On Tuesday, five candidates will compete against an incumbent who is facing bribery charges in two months and a veteran cop who’s running for the third time, making the 10th district House race one of the most vigorous races in the primary election.
The 10th district is represented by Rep. Derrick Smith (D-Chicago) and extends from Lincoln Park to Garfield Park. It includes many neighborhoods like the Ukrainian Village, the West Loop, Wicker Park, Bucktown and Austin.
Smith was elected in November 2011. He was expelled from office in August 2012 for allegedly taking a $7,000 bribe to support a daycare center.
Voters returned him to office in November 2012. Despite everything, he’s hoping to be re-elected in 2014.
“No one has to worry about my integrity,” said Eddie Winters, a veteran Chicago police sergeant who replaced Smith after he was expelled.
Winters, who is running for the third time, said he thinks his experience in Springfield sets him apart from the other candidates.
Winters said when he drives around the district he sees many empty store fronts with no economic development and he wants to repair those buildings.
Winters also said he would focus on funding schools and decreasing the high foreclosure rates in the district.
Winters is endorsed by Gov. Pat Quinn (D), Secretary of State Jesse White and Ald. Scott Waguespack (32nd). Waguespack’s ward is in the 10th district.
Pamela Reaves-Harris, is endorsed by U.S. Rep. Danny Davis, D-Ill., and Ald. Jason Ervin (28th). At an endorsement event last month in a backroom of Ruby’s Soul Food Restaurant on the West Side, Davis, Ervin and Reaves-Harris’ supporters gathered to explain why they support her.
Davis said he’s endorsing Reaves-Harris because she is qualified and cited her work as an attorney as a major qualification.
Reaves-Harris said because of the high unemployment rate in the district, she wants expand the workforce and bring jobs. The 10th district has been underrepresented for the last few years because of Smith, she said.
“There are too many issues facing our district and we need someone who will put full focus and attention on them,” Reaves-Harris said.
Antwan Hampton, a college professor, said he was raised in a single-parent home, got his General Educational Diploma and was in the army and said that prepared him to be in office. Hampton doesn’t have any endorsers.
“I’m not tied to any of the political machines in Chicago,” Hampton said. “I believe that that’s a good thing because I’ll be able to represent the people [well]. I don’t owe any favors to anyone.”
Hampton said he sees connections with unemployment with violence.
“We’ve had a lot of violence and a lot of people unemployed and those individuals are taking to street corners and engaging in violent behavior,” Hampton said.
Beverly Perteet, who taught in Chicago Public Schools and taught General Education Degree classes, is from the West Side and said protesting school closings inspired her to run for office.
“None of our elected officials are standing up to stop [the school closures],” Perteet said.
Mark Calonder is the only republican candidate in the election and this district has a history of mostly electing democrats.

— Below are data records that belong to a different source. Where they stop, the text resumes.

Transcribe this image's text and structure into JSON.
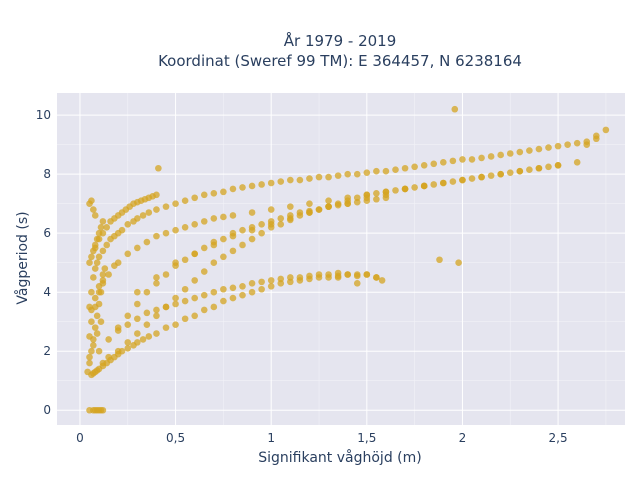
{
  "chart_data": {
    "type": "scatter",
    "title_lines": [
      "År 1979 - 2019",
      "Koordinat (Sweref 99 TM): E 364457, N 6238164"
    ],
    "xlabel": "Signifikant våghöjd (m)",
    "ylabel": "Vågperiod (s)",
    "xlim": [
      -0.12,
      2.85
    ],
    "ylim": [
      -0.5,
      10.75
    ],
    "xticks": [
      0,
      0.5,
      1,
      1.5,
      2,
      2.5
    ],
    "xtick_labels": [
      "0",
      "0,5",
      "1",
      "1,5",
      "2",
      "2,5"
    ],
    "yticks": [
      0,
      2,
      4,
      6,
      8,
      10
    ],
    "ytick_labels": [
      "0",
      "2",
      "4",
      "6",
      "8",
      "10"
    ],
    "grid": true,
    "marker_color": "#d4a421",
    "plot_background": "#e5e5ef",
    "series": [
      {
        "x": [
          0.05,
          0.07,
          0.09,
          0.11,
          0.12,
          0.08,
          0.1,
          0.06,
          0.07,
          0.08,
          0.09,
          0.1,
          0.12,
          0.14,
          0.16,
          0.18,
          0.2,
          0.22,
          0.25,
          0.28,
          0.3,
          0.33,
          0.36,
          0.4,
          0.45,
          0.5,
          0.55,
          0.6,
          0.65,
          0.7,
          0.75,
          0.8,
          0.85,
          0.9,
          0.95,
          1.0,
          1.05,
          1.1,
          1.15,
          1.2,
          1.25,
          1.3,
          1.35,
          1.4,
          1.45,
          1.5,
          0.05,
          0.06,
          0.07,
          0.08,
          0.09,
          0.1,
          0.12,
          0.14,
          0.16,
          0.18,
          0.2,
          0.22,
          0.25,
          0.28,
          0.3,
          0.33,
          0.36,
          0.4,
          0.45,
          0.5,
          0.55,
          0.6,
          0.65,
          0.7,
          0.75,
          0.8,
          0.85,
          0.9,
          0.95,
          1.0,
          1.05,
          1.1,
          1.15,
          1.2,
          1.25,
          1.3,
          1.35,
          1.4,
          1.45,
          1.5,
          1.55,
          1.6,
          1.65,
          1.7,
          1.75,
          1.8,
          1.85,
          1.9,
          1.95,
          2.0,
          2.05,
          2.1,
          2.15,
          2.2,
          2.25,
          2.3,
          2.35,
          2.4,
          2.45,
          2.5,
          2.55,
          2.6,
          2.65,
          2.7,
          0.05,
          0.06,
          0.08,
          0.1,
          0.12,
          0.15,
          0.18,
          0.2,
          0.25,
          0.3,
          0.35,
          0.4,
          0.45,
          0.5,
          0.55,
          0.6,
          0.65,
          0.7,
          0.75,
          0.8,
          0.9,
          1.0,
          1.1,
          1.2,
          1.3,
          1.4,
          1.5,
          1.6,
          1.7,
          1.8,
          0.04,
          0.05,
          0.06,
          0.07,
          0.08,
          0.09,
          0.1,
          0.11,
          0.12,
          0.13,
          0.05,
          0.06,
          0.07,
          0.08,
          0.09,
          0.1,
          0.11,
          0.12,
          0.05,
          0.07,
          0.09,
          0.11,
          0.06,
          0.08,
          0.1,
          0.12,
          0.3,
          0.4,
          0.5,
          0.6,
          0.7,
          0.8,
          0.9,
          1.0,
          1.1,
          1.2,
          1.3,
          1.4,
          1.5,
          1.6,
          1.7,
          1.8,
          1.9,
          2.0,
          2.1,
          2.2,
          2.3,
          2.4,
          2.5,
          2.6,
          0.2,
          0.25,
          0.3,
          0.35,
          0.4,
          0.45,
          0.5,
          0.55,
          0.6,
          0.65,
          0.7,
          0.75,
          0.8,
          0.85,
          0.9,
          0.95,
          1.0,
          1.05,
          1.1,
          1.15,
          1.2,
          1.25,
          1.3,
          1.35,
          1.4,
          1.45,
          1.5,
          1.55,
          0.1,
          0.15,
          0.2,
          0.25,
          0.3,
          0.35,
          0.4,
          0.45,
          0.5,
          0.55,
          0.6,
          0.65,
          0.7,
          0.75,
          0.8,
          0.85,
          0.9,
          0.95,
          1.0,
          1.05,
          1.1,
          1.15,
          1.2,
          1.25,
          1.3,
          1.35,
          1.4,
          1.45,
          1.5,
          1.55,
          1.6,
          0.08,
          0.1,
          0.12,
          0.14,
          0.16,
          0.18,
          0.2,
          0.22,
          0.24,
          0.26,
          0.28,
          0.3,
          0.32,
          0.34,
          0.36,
          0.38,
          0.4,
          1.96,
          2.75,
          2.7,
          2.65,
          1.98,
          1.88,
          1.45,
          1.35,
          1.55,
          1.58,
          0.41,
          0.06,
          0.07,
          0.08,
          0.05,
          0.12,
          0.15,
          0.2,
          0.25,
          0.3,
          0.35,
          0.4,
          0.45,
          0.5,
          0.55,
          0.6,
          0.65,
          0.7,
          0.75,
          0.8,
          0.85,
          0.9,
          0.95,
          1.0,
          1.05,
          1.1,
          1.15,
          1.2,
          1.25,
          1.3,
          1.35,
          1.4,
          1.45,
          1.5,
          1.55,
          1.6,
          1.65,
          1.7,
          1.75,
          1.8,
          1.85,
          1.9,
          1.95,
          2.0,
          2.05,
          2.1,
          2.15,
          2.2,
          2.25,
          2.3,
          2.35,
          2.4,
          2.45,
          2.5
        ],
        "y": [
          0,
          0,
          0,
          0,
          0,
          0,
          0,
          1.2,
          1.25,
          1.3,
          1.35,
          1.4,
          1.5,
          1.6,
          1.7,
          1.8,
          1.9,
          2.0,
          2.1,
          2.2,
          2.3,
          2.4,
          2.5,
          2.6,
          2.8,
          2.9,
          3.1,
          3.2,
          3.4,
          3.5,
          3.7,
          3.8,
          3.9,
          4.0,
          4.1,
          4.2,
          4.3,
          4.35,
          4.4,
          4.45,
          4.5,
          4.5,
          4.55,
          4.6,
          4.6,
          4.6,
          3.5,
          4.0,
          4.5,
          4.8,
          5.0,
          5.2,
          5.4,
          5.6,
          5.8,
          5.9,
          6.0,
          6.1,
          6.3,
          6.4,
          6.5,
          6.6,
          6.7,
          6.8,
          6.9,
          7.0,
          7.1,
          7.2,
          7.3,
          7.35,
          7.4,
          7.5,
          7.55,
          7.6,
          7.65,
          7.7,
          7.75,
          7.8,
          7.8,
          7.85,
          7.9,
          7.9,
          7.95,
          8.0,
          8.0,
          8.05,
          8.1,
          8.1,
          8.15,
          8.2,
          8.25,
          8.3,
          8.35,
          8.4,
          8.45,
          8.5,
          8.5,
          8.55,
          8.6,
          8.65,
          8.7,
          8.75,
          8.8,
          8.85,
          8.9,
          8.95,
          9.0,
          9.05,
          9.1,
          9.2,
          2.5,
          3.0,
          3.5,
          4.0,
          4.3,
          4.6,
          4.9,
          5.0,
          5.3,
          5.5,
          5.7,
          5.9,
          6.0,
          6.1,
          6.2,
          6.3,
          6.4,
          6.5,
          6.55,
          6.6,
          6.7,
          6.8,
          6.9,
          7.0,
          7.1,
          7.2,
          7.3,
          7.4,
          7.5,
          7.6,
          1.3,
          1.6,
          2.0,
          2.4,
          2.8,
          3.2,
          3.6,
          4.0,
          4.4,
          4.8,
          5.0,
          5.2,
          5.4,
          5.6,
          5.8,
          6.0,
          6.2,
          6.4,
          1.8,
          2.2,
          2.6,
          3.0,
          3.4,
          3.8,
          4.2,
          4.6,
          4.0,
          4.5,
          5.0,
          5.3,
          5.6,
          5.9,
          6.1,
          6.3,
          6.5,
          6.7,
          6.9,
          7.0,
          7.2,
          7.3,
          7.5,
          7.6,
          7.7,
          7.8,
          7.9,
          8.0,
          8.1,
          8.2,
          8.3,
          8.4,
          2.7,
          2.9,
          3.1,
          3.3,
          3.4,
          3.5,
          3.6,
          3.7,
          3.8,
          3.9,
          4.0,
          4.1,
          4.15,
          4.2,
          4.3,
          4.35,
          4.4,
          4.45,
          4.5,
          4.5,
          4.55,
          4.6,
          4.6,
          4.65,
          4.6,
          4.55,
          4.6,
          4.5,
          2.0,
          2.4,
          2.8,
          3.2,
          3.6,
          4.0,
          4.3,
          4.6,
          4.9,
          5.1,
          5.3,
          5.5,
          5.7,
          5.8,
          6.0,
          6.1,
          6.2,
          6.3,
          6.4,
          6.5,
          6.6,
          6.7,
          6.75,
          6.8,
          6.9,
          6.95,
          7.0,
          7.05,
          7.1,
          7.15,
          7.2,
          5.5,
          5.8,
          6.0,
          6.2,
          6.4,
          6.5,
          6.6,
          6.7,
          6.8,
          6.9,
          7.0,
          7.05,
          7.1,
          7.15,
          7.2,
          7.25,
          7.3,
          10.2,
          9.5,
          9.3,
          9.0,
          5.0,
          5.1,
          4.3,
          4.5,
          4.5,
          4.4,
          8.2,
          7.1,
          6.8,
          6.6,
          7.0,
          1.6,
          1.8,
          2.0,
          2.3,
          2.6,
          2.9,
          3.2,
          3.5,
          3.8,
          4.1,
          4.4,
          4.7,
          5.0,
          5.2,
          5.4,
          5.6,
          5.8,
          6.0,
          6.2,
          6.3,
          6.45,
          6.6,
          6.7,
          6.8,
          6.9,
          7.0,
          7.1,
          7.2,
          7.3,
          7.35,
          7.4,
          7.45,
          7.5,
          7.55,
          7.6,
          7.65,
          7.7,
          7.75,
          7.8,
          7.85,
          7.9,
          7.95,
          8.0,
          8.05,
          8.1,
          8.15,
          8.2,
          8.25,
          8.3
        ]
      }
    ]
  }
}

Calonder is also focused on the district’s crime, but he wants people to have the right to bear arms. On his website, the example of a single mother living in a bad neighborhood needing to protect herself is used as an argument for the right to bear arms.
After several calls were made to Smith’s Springfield and Chicago office, his legislative assistant said she couldn’t schedule an interview and to find Smith on social media. Unlike many other candidates for public office, Smith does not have a social media presence.
Smith’s federal trial is expected to start in May. If he’s elected and then convicted, he would definitely be forced to leave again. If he leaves the position, the Democratic committeemen will choose a replacement.
Michael Madigan, Illinois House Speaker, is supporting Smith during this primary election.
Kent Redfield, political science emeritus professor at the University of Illinois Springfield, said Madigan’s support for Smith shows true loyalty. Madigan has given Smith about $29,000 for Smith’s campaign.
Smith has received $22,000 in campaign contributions from his committee. Reaves Harris has about $22,000 in campaign contributions from her committee. Winters has about $16,000 in campaign contributions from his committee. Hampton, Perteet and Calonder have no campaign contributions.
“Other than the question of Smith’s character, there aren’t many other issues involved with this,” Redfield said. “He has shown some resilience in terms of being able to win last time. On the face of it, it looks like he’s probably alright [with the election turnout].”
Redfield also said that the other candidates don’t have many campaign contributions. “Clearly, the other candidates on the ballot really aren’t serious,” Redfield said on their minimal campaign contributions.
The primary election is on March 18.